African ground is proving fertile for cryptocurrency startups – they can be found in countries including, but not limited to, South Africa, Botswana, Ghana, and Zimbabwe. Kenya-based Bitsoko, a company offering a cryptocurrency transfer service across Ghana, Zimbabe, Uganda, Rwanda and Sierra Leone, won a $100,000 grant from the Bill and Melinda Gates Foundation in 2015, a vote of confidence if ever we saw one.
On the other hand, there are issues. The Nigerian government recently issued a warning to banks in the country, naming specific cryptocurrencies and reminding banks that they are not considered legal tender. Morocco recently banned their use entirely, designating them an illegal means of payment.
Nor are they a panacea to economic underdevelopment, despite media hype.

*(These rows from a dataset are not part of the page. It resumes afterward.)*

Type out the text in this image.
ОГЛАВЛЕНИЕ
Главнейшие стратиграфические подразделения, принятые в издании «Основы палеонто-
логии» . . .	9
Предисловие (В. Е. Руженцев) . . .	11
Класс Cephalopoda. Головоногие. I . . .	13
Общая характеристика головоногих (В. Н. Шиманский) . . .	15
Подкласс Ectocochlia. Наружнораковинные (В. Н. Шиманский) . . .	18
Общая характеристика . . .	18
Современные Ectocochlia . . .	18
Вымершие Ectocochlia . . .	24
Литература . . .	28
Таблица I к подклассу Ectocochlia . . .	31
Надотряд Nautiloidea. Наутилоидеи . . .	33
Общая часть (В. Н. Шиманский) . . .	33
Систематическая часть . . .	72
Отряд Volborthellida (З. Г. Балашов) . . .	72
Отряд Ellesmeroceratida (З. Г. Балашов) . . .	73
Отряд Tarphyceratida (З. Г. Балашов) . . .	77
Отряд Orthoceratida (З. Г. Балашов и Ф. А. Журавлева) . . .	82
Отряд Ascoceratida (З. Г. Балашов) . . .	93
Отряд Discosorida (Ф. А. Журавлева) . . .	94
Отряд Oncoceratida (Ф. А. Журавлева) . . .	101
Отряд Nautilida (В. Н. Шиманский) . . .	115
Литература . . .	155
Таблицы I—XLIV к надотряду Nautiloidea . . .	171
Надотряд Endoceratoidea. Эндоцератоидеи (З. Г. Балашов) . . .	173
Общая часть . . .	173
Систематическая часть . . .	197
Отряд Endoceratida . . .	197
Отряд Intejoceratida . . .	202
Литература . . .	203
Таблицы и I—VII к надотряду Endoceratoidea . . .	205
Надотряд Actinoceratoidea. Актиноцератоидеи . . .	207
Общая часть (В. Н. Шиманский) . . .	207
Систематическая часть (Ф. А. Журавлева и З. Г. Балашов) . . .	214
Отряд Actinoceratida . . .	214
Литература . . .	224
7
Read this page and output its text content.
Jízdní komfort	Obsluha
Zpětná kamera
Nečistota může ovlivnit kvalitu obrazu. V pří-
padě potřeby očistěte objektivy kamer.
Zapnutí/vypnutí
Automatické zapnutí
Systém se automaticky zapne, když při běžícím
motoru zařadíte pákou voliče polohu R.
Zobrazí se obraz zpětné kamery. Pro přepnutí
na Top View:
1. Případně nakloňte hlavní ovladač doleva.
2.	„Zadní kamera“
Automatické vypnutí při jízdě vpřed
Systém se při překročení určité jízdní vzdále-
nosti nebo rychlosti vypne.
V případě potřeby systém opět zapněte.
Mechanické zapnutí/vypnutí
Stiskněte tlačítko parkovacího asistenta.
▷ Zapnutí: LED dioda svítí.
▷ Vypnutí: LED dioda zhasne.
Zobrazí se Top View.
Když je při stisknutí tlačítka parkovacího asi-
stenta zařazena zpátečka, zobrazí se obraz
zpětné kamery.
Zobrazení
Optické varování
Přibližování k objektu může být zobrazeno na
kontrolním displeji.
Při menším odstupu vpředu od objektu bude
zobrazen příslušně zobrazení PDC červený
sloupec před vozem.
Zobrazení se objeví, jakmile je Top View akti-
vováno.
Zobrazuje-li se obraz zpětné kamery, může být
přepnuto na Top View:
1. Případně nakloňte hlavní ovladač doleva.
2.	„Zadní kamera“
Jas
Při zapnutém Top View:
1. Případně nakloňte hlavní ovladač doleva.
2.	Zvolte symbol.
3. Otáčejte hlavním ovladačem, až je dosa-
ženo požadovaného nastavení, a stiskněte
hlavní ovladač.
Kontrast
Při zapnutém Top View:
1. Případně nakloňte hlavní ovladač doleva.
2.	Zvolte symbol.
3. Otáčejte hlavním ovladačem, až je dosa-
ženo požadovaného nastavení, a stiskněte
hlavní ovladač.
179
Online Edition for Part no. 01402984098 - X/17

In an interview with Vice, Bitsoko founder Allen Juma said that the firm had to switch focus due to a shortage of users and the fact that “many of the 12 local businesses they worked with didn’t understand the blockchain.” Said Juma: “I think it’s great that we do have bitcoin, but I think Africa needs to develop its own solutions.”
In the developed world, cryptocurrency has often found itself at odds with the financial establishment, which as a general rule has initially responded with alarm to the increasing popularity of decentralisation before beginning to reluctantly bend to inevitability. In developing regions such as Africa, where people theoretically have more to gain from freedom from intermediaries, the future promises to be very interesting.